Forget opioids — if you want to deal with the chronic pain of rheumatoid arthritis, just stick these earbuds in your ears*. A company called Nēsos (who I now hate for its hard-to-type name) developed an earbud that, instead of the dulcet sounds of Frank Sinatra or BTS, sends an electrical current through the inner ear.
Rather surprising for someone borrows them without asking.
An electrical current travels through the auricular branch of the vagus nerve and ultimately targets a pathway in the brain that controls inflammation.
It doesn’t work as well as existing drugs, but it also doesn’t have as many side effects.
If you thought “Everyone who wants a vaccine can get one,” think again. Between not buying enough from Pfizer, to production delays, to a shortage of people to actually give the vaccine … don’t count on this being over anytime soon.
That said, you can help:
GPhA is offering “APhA’s Pharmacy-Based Immunization Delivery: A Certificate Program for Pharmacists” FOUR times in 2021:
January 24 (almost full), March 7, September 19, and December 5 at GPhA headquarters in Sandy Springs.
APhA’s Pharmacy-Based Immunization Delivery certificate training program prepares pharmacists with comprehensive knowledge, skills, and resources necessary to provide immunization services to patients across the lifespan.
CLICK HERE for all the details and to register now!
Like wine? Like cheese? How about lamb? If not, think about developing a taste. Iowa State neuroscientists believe that a diet that includes cheese, wine, and lamb can help prevent cognitive decline.
Cheese is the big cheese (ha! ha?) — it “was shown to be the most protective food against age-related cognitive problems, even late into life.” But a bit of red wine and lamb (instead of other red meat) also helps.
Unless, of course, it’s just that richer (aka healthier) people are more likely to eat wine, cheese, and lamb….

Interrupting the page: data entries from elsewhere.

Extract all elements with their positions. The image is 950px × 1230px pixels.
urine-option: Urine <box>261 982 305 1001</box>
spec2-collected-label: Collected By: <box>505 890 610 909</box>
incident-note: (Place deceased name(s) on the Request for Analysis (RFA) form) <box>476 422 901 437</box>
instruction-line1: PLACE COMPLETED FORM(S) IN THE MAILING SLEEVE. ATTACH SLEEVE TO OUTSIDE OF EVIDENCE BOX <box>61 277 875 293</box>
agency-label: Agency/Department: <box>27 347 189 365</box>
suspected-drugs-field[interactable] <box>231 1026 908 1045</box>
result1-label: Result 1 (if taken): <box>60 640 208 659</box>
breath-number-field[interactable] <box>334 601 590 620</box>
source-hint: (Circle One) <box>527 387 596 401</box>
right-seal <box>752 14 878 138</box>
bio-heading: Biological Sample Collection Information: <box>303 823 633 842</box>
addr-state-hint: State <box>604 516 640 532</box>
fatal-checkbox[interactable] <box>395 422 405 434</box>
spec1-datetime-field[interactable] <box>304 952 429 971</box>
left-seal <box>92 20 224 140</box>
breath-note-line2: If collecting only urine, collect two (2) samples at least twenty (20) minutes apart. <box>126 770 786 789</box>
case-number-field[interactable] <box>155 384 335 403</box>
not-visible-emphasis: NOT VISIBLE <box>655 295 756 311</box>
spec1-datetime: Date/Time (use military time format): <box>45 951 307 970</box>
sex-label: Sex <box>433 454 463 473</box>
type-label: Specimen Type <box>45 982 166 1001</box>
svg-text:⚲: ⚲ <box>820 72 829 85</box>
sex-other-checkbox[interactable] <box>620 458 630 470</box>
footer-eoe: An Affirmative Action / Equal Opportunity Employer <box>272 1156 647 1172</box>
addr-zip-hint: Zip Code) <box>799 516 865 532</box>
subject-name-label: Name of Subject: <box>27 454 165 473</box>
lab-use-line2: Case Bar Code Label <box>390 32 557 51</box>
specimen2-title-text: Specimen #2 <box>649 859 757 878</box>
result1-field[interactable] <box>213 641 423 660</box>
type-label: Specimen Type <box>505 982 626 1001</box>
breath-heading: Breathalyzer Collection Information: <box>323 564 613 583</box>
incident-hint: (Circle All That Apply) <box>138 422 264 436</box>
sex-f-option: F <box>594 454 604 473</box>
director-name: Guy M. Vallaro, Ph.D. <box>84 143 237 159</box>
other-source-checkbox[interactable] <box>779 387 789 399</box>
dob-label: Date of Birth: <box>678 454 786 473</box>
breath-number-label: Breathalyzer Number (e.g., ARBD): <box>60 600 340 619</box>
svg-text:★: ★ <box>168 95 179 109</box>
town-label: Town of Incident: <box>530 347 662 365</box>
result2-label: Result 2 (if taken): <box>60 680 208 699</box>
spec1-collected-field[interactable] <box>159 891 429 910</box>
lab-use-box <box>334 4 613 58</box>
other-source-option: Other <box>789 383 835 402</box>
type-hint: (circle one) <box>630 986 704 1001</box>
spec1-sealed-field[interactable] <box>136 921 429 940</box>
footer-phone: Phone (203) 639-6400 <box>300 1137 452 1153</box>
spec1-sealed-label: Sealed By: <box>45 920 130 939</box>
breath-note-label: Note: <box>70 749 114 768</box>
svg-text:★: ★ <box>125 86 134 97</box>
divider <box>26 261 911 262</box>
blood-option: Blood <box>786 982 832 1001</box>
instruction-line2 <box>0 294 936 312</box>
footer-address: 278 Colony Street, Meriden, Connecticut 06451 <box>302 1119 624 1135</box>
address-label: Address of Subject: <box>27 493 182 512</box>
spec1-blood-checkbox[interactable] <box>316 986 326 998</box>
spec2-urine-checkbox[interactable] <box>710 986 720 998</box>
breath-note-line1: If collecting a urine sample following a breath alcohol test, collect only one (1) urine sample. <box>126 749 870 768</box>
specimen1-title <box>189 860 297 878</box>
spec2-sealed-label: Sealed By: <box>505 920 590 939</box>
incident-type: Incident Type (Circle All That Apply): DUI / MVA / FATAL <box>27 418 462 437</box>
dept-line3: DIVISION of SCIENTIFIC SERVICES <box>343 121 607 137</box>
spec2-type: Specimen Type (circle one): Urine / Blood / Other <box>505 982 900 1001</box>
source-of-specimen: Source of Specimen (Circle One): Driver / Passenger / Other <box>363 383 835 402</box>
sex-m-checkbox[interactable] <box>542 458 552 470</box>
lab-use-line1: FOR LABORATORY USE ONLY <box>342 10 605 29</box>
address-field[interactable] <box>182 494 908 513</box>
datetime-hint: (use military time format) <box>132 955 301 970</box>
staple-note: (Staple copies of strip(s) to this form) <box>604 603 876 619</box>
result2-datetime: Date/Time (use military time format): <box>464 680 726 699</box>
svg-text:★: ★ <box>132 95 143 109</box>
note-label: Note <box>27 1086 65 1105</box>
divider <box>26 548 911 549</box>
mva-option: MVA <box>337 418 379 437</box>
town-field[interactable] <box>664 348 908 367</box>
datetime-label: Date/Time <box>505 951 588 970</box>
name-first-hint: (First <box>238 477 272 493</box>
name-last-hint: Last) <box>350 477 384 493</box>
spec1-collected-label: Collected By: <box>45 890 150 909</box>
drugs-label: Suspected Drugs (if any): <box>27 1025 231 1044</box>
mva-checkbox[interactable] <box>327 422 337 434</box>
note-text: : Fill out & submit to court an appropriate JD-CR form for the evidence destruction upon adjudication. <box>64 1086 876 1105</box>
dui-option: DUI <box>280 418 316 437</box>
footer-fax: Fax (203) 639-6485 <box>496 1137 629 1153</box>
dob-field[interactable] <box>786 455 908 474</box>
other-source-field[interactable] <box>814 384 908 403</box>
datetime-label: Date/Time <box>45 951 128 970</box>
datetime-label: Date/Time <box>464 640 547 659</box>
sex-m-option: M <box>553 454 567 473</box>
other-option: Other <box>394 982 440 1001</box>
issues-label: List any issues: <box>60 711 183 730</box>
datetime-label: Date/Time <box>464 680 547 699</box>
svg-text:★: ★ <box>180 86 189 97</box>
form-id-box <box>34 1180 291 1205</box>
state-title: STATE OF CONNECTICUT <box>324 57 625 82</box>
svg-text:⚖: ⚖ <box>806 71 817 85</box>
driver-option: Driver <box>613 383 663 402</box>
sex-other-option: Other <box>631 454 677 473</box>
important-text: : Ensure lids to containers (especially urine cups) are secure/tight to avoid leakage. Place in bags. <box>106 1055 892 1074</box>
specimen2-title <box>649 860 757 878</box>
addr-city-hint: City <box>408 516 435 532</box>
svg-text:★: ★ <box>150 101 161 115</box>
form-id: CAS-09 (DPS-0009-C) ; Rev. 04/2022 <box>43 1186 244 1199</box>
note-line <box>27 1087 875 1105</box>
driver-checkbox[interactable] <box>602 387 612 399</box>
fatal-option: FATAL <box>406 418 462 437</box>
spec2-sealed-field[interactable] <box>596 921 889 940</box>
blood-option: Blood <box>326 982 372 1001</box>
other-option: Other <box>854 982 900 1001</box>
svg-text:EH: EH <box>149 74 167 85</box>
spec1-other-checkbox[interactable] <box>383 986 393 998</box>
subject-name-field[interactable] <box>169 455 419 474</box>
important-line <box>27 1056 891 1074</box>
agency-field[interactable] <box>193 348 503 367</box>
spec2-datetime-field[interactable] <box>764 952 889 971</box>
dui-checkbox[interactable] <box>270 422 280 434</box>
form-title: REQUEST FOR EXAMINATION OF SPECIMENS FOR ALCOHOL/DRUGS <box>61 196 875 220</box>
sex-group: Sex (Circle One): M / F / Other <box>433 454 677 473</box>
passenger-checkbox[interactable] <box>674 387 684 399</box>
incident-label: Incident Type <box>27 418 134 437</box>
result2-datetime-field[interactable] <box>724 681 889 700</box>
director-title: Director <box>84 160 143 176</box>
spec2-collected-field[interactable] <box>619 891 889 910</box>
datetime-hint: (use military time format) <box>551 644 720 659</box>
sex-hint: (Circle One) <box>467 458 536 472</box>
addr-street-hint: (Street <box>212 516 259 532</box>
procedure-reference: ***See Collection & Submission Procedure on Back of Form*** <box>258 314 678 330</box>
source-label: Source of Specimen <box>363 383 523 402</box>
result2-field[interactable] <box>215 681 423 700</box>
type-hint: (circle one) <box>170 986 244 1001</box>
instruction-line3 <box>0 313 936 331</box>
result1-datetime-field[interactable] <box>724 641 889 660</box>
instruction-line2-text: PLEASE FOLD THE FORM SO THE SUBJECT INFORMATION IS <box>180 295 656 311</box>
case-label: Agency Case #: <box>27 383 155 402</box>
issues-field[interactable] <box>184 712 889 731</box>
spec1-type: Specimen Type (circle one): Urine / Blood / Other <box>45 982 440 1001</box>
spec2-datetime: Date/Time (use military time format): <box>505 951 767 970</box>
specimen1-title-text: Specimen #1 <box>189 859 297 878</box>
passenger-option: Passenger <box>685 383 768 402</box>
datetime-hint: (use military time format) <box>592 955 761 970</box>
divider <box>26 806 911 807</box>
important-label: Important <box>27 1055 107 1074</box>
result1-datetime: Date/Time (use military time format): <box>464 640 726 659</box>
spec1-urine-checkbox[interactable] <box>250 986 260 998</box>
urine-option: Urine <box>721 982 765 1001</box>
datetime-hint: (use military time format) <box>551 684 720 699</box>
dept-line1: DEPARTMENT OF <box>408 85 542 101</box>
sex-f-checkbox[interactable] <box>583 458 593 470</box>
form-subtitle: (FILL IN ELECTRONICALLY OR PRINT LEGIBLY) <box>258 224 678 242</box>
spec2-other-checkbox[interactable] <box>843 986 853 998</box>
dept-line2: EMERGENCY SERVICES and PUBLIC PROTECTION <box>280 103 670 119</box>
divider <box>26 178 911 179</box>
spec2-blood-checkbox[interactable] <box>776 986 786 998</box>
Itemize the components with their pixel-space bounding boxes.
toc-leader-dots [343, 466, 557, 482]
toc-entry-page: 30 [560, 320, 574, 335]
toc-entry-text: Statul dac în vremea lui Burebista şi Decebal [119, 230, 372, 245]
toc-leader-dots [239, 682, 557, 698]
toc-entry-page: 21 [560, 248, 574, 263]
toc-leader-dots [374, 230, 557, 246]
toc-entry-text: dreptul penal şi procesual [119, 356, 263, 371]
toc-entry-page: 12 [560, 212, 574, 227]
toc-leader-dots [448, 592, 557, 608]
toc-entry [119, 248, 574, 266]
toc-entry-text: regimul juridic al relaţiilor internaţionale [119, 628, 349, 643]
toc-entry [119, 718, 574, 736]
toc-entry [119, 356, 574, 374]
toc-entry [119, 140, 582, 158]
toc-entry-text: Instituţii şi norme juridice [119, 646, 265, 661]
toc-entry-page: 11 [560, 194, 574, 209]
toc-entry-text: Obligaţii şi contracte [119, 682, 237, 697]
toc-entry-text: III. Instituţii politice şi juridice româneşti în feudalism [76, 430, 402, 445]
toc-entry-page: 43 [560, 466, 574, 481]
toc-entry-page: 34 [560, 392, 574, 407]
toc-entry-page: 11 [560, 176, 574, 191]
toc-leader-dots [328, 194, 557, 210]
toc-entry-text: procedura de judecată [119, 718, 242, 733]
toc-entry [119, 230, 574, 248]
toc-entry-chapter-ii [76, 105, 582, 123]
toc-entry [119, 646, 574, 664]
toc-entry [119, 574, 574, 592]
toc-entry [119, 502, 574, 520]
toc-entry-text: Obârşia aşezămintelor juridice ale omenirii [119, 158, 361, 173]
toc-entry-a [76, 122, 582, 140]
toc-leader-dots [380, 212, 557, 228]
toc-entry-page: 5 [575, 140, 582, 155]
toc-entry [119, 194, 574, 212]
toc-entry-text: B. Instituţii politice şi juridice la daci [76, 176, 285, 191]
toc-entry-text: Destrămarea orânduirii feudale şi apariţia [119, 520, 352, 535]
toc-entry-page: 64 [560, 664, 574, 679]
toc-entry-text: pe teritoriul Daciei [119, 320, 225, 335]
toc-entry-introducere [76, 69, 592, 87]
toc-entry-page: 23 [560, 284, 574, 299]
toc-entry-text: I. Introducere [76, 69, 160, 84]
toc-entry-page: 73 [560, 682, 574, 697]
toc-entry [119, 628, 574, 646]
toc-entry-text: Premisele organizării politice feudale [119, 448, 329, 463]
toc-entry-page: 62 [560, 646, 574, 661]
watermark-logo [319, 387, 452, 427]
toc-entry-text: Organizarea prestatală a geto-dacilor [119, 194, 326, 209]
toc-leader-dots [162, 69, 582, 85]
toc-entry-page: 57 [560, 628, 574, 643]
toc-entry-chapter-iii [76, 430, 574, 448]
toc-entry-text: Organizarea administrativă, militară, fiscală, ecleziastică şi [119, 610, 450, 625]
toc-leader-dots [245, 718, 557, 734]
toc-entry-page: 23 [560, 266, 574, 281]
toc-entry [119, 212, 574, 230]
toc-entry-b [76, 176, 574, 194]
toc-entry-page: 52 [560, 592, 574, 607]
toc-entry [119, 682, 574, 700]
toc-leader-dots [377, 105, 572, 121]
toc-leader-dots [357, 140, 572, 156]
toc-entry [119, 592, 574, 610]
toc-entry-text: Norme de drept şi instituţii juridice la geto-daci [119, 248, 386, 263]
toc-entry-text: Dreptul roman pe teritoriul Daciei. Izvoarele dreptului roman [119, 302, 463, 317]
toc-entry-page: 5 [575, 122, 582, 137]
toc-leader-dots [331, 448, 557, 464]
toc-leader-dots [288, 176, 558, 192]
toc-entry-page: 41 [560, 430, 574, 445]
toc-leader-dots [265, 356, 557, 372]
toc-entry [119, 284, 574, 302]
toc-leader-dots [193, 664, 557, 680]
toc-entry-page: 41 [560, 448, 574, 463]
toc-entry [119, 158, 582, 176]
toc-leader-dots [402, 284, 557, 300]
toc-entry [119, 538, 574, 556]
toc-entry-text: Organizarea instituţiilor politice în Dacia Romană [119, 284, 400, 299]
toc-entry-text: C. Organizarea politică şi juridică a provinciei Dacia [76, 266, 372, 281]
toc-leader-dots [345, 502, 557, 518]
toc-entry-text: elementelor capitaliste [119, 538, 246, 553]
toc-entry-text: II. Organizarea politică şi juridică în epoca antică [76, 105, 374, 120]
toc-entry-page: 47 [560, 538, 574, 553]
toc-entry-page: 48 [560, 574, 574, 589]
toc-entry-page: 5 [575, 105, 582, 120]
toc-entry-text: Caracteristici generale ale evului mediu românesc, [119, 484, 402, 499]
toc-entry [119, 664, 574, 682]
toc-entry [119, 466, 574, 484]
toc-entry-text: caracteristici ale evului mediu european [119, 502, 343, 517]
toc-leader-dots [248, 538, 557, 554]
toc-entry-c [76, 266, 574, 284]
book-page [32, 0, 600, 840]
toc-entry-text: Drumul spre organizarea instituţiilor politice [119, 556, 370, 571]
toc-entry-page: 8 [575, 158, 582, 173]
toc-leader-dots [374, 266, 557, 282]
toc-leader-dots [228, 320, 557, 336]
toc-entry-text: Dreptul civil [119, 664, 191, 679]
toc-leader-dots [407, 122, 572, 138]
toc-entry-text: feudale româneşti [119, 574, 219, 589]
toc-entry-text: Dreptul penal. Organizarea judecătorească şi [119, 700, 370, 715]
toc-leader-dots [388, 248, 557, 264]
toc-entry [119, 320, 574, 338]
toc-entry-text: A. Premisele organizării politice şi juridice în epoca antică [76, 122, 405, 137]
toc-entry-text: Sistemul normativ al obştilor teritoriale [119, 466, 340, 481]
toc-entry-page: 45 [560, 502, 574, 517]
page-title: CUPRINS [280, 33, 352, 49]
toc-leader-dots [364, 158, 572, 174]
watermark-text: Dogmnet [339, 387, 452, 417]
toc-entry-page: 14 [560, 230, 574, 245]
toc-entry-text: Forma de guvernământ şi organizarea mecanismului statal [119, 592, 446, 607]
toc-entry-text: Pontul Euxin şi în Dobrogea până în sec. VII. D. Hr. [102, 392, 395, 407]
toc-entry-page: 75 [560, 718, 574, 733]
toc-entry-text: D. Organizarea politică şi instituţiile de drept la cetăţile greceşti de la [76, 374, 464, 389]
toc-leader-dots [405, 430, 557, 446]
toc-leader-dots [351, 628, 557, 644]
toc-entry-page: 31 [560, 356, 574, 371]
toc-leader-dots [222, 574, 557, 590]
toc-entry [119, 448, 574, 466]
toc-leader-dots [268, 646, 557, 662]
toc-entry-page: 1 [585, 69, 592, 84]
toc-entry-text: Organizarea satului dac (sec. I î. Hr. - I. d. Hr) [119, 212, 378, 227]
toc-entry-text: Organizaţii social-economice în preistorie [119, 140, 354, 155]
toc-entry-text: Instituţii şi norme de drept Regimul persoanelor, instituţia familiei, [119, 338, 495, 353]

Know any old, weak mice that need a boost? The problem might be a protein called 15-PGDH. Blocking it (say Stanford biologists) “restores mass and strength to the animals’ withered muscles and helps them run longer on a treadmill.” And if you give young mice some 15-PGDH, their muscles atrophy and weaken.
Cool thing: No one has implicated 15-PGDH in aging before. Next up: “studying more about what controls the levels and activity of 15-PGDH during normal aging, and how it might affect the function of other tissues in the body.”
More people died of Covid-19 in the U.S. in one day than died on 9/11, Pearl Harbor, or D-Day.
More Americans have been killed by Covid-19 this year than were killed in World War I, the Korean War, Vietnam War, Gulf War, Iraq War, and War in Afghanistan — combined.
Next time someone says “I built a treehouse for my kids!” you tell them, “Researchers at the Francis Crick Institute and University College London built a human thymus.”
[T]he scientists rebuilt thymi using stem cells taken from patients who had to have the organ removed during surgery. When transplanted into mice, the bioengineered thymi were able to support the development of mature and functional human T lymphocytes.
Ticks are evil little buggers, and you know what’s worse? While they can give us Lyme disease, we can’t smack back because — as UC San Francisco researchers found out — they produce and enzyme that protects them from the bacteria found on human skin.
[T]icks are exquisitely constructed blood-sucking machines, with immune systems specially tailored for this unique lifestyle. Their defense strategies are carried out both inside and outside their bodies, she said, killing even our resident microbes as they feed.
The good news? It’s a single gene (“dae2”) that produces the enzyme. Without it, “ticks are vulnerable to infection with Staphylococcus, one of the most common types of commensal bacteria that essentially cover our skin surface.”
Besides humans, ferrets, cats, civets, and dogs are most susceptible to the SARS-CoV-19 virus.
What’s safe? Ducks, rats, mice, pigs, and chickens.